While traveling from church to church and working with various directors and Christian workers, it is common to hear lay leaders say over and again: “I don’t really know what I’m supposed to be doing.”


On the other side of the picture, I would often hear pastors give a very different, complaint: “Why can’t I get my directors to do their job?”


The problem here is obviously that of communication. Good communication is a vital key to church staff performance, whether it is for paid or volunteer workers. One of the most basic and important tools of good communication is that of job descriptions.



Why The Job Is Not Done


Let me tell you about a pastor who got a call one Sunday morning. The call was from one of his bus drivers. The bus was broke down on their Sunday Morning run to pick up children.


“Broke down” was putting it mildly. The engine was blown.

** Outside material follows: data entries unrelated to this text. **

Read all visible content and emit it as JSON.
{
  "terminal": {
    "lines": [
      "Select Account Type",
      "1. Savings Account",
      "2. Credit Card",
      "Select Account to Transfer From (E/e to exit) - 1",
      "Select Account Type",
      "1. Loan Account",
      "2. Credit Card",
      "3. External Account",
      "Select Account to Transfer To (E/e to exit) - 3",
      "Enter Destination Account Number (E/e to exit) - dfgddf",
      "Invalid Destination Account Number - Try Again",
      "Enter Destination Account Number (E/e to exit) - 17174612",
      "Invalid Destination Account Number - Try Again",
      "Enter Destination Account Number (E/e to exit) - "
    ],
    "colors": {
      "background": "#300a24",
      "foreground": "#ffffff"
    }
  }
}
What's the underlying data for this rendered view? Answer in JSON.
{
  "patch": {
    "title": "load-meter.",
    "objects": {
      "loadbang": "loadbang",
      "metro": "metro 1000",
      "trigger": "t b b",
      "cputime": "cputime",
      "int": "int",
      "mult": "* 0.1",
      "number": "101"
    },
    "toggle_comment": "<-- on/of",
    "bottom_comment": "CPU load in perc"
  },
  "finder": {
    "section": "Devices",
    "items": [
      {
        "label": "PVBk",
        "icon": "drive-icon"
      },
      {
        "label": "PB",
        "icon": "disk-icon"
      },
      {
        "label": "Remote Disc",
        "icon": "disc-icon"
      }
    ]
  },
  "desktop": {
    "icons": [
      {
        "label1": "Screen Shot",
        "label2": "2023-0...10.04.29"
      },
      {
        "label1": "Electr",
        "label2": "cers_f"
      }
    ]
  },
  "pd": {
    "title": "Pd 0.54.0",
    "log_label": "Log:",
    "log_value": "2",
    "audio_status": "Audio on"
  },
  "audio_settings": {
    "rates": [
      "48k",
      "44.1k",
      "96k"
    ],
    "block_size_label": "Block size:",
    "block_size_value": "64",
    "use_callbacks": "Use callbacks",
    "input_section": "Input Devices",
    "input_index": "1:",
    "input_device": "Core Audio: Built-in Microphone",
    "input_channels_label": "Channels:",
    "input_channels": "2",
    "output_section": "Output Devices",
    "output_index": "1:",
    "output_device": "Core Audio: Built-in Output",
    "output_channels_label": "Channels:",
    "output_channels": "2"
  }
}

And he felt he knew right where the problem lay.


His Maintenance Director had neglected to insure that the oil and water was checked before clearing the bus for use that morning. “What’s the problem?” the pastor said. “Why would a normally dependable man neglect an important job like that?”


At first glance, it would appear that the director is clearly at fault and obviously incompetent. But a closer examination revealed that the Maintenance Director had thought the Sunday Morning inspection was the responsibility of the bus driver. The bus driver thought it was taken care of by the Bus Ministry Director. The whole thing was an unfortunate mix up. So now let me ask you, who’s really at fault?


The problem this pastor had was a typical one. When a department director does not do their job, or is not following through with their responsibilities, a pastor must first check to insure that the person appointed meets the two prerequisites of good delegation – that of faithfulness and desire. But most often the response from the pastor is “yes, this person was a faithful, dependable worker before I placed them in the position of leadership, and they expressed to me a desire for this area of Christian service.”